Ainda esta manhã ouvi a canção de Jacques Brell, pela Internet. Mas lembro igualmente a maravilhosa obra de Alçada Baptista “Peregrinação Interior” em dois volumes, onde o problema da velhice, doença e morte também são magistralmente descritos, por entre a vária temática de auto-análise existencial, e não resisto a transcrever o passo seguinte, do 2º volume:

“Como disse, não sei, rigorosamente, se a angústia do tempo é natural mas não tenho dúvida que, ao retirarmos a morte e o sofrimento dos nossos planos de vida, construímos uma civilização e um homem que transporta sobre os ombros, cada vez mais agudamente, a tragédia de viver e a tragédia de morrer. Assim, quando em certa altura sentimos o barulho da morte, ela surge-nos como uma obscenidade, como um intruso que desmanchasse os prazeres dum interminável festim. A verdade é que, com isso, nos condenámos à morte antecipada do abandono e da solidão porque, não obstante todos os impedimentos que fomos decretando para proibir o nosso convívio com ela, a morte surge, em forma de angústia, a acompanhar-nos muito tempo antes do dia final.
“Um processo de astúcia colectiva empenhou-se em varrer da vida quotidiana o lixo do tempo e das dores. Impiedosamente, empurrámos velhos e doentes para o lado do mundo para que morram, entre eles, por lá. Subtilmente criou-se a morte-ficção dos audio-visuais: a guerra, os índios, os “cow-boys”, as várias abstracções em que todos heróica e alegremente se entrematam, e onde não é possível reconhecer o mistério que envolve essa banalidade agónica que é o nosso fim concreto e nossa pobre, obscura e inglória morte, sofrida no mais profundo da nossa condição.
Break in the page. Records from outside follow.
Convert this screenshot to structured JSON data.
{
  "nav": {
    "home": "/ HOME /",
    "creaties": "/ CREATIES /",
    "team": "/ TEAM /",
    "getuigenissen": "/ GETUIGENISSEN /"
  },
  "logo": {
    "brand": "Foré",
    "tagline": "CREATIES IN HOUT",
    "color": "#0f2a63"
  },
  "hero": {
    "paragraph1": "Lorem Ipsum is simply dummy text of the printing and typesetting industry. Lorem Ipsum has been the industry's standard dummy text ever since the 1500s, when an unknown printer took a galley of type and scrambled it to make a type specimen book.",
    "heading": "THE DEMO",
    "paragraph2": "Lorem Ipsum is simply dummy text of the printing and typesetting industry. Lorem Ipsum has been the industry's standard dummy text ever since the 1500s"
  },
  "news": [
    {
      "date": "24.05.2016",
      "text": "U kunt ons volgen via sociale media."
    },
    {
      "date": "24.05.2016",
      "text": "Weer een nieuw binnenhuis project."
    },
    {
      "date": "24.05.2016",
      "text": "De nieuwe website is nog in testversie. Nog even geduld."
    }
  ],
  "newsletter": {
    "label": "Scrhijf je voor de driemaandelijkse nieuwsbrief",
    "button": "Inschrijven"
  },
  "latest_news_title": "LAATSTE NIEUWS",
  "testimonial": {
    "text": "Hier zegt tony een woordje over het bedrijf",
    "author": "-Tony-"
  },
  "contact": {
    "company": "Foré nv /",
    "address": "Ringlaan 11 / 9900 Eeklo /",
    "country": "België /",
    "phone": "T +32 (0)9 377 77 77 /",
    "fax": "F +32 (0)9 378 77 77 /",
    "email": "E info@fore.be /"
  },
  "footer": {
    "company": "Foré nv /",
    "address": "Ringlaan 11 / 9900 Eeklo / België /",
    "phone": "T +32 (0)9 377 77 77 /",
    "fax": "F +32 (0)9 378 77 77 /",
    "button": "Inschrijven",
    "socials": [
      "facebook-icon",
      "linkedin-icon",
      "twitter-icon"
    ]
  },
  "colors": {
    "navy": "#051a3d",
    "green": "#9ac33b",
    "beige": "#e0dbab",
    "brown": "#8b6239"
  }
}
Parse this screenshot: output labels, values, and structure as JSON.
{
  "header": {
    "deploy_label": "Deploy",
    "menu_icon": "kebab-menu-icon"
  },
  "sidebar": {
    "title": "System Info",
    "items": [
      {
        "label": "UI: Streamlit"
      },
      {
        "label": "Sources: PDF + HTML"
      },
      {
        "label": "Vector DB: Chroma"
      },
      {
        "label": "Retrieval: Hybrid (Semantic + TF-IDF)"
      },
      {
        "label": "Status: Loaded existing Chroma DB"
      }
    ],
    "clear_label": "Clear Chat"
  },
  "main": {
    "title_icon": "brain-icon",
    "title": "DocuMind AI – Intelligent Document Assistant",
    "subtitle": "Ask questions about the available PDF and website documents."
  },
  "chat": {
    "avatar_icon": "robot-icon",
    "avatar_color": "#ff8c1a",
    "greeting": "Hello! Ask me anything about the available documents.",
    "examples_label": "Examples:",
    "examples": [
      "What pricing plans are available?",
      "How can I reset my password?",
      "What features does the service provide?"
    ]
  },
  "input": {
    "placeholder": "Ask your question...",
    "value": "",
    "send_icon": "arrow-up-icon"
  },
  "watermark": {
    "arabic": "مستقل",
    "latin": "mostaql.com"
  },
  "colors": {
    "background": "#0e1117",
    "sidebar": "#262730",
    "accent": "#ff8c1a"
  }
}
“O problema parece que se resume em retirar quanto antes os doentes de casa, não vão eles fazer a partida de morrer por ali. Despachamos, lestos, os defuntos pelas escadas de serviço: é preciso escondê-los depressa no caixão, no carro funerário, no cemitério, e retirar a sua presença incómoda a perturbar o nosso modelo “feliz”. Ora, os enterros, com a sua solenidade e o seu peso, era o pouco que nos restava das antigas “festas da morte” e eram elas que davam todo o sentido à consagração comunitária daqueles que com os outros viveram, para lá das dores individuais dos que perdiam parentes e amigos. A realidade é que, se uma comunidade sente que já nada tem que ver com aqueles que morrem, é porque, antes disso, deles completamente se desligara e lhes retirara presença e função. Com isso criámos uma tragédia dupla: os velhos e os doentes não têm outra perspectiva do que morrer na solidão. Os vivos, sobretudo os mais jovens, ficam impossibilitados desta confrontação quotidiana, dolorosa mas indispensável à nossa aprendizagem de viver numa perspectiva de tempo. A vida e o amor não são um breve encontro: são um círculo de tempo que vai do vagido da criança à memória dos antepassados, que nos segura à nossa própria história e à nossa mais profunda identidade.»

É certo que Alçada Baptista, na questão da morte, que se despacha para os hospitais, não teve em conta os desacatos terroristas e banditistas que se praticam no mundo inteiro com cada vez maior desprezo pela vida, referiu-se apenas a uma sociedade mais acelerada, quando não insensível, herdeira daquela outra mais conservadora que foi a da sua infância burguesa.
Mas a sua análise tão pertinente é bem um hino de amor à vida e à verdadeira solidariedade, criada no respeito pelo ser humano. Só que tais preceitos humanistas são incompatíveis com as realidades atrozes do quotidiano de urgência e afundamento dos vivos.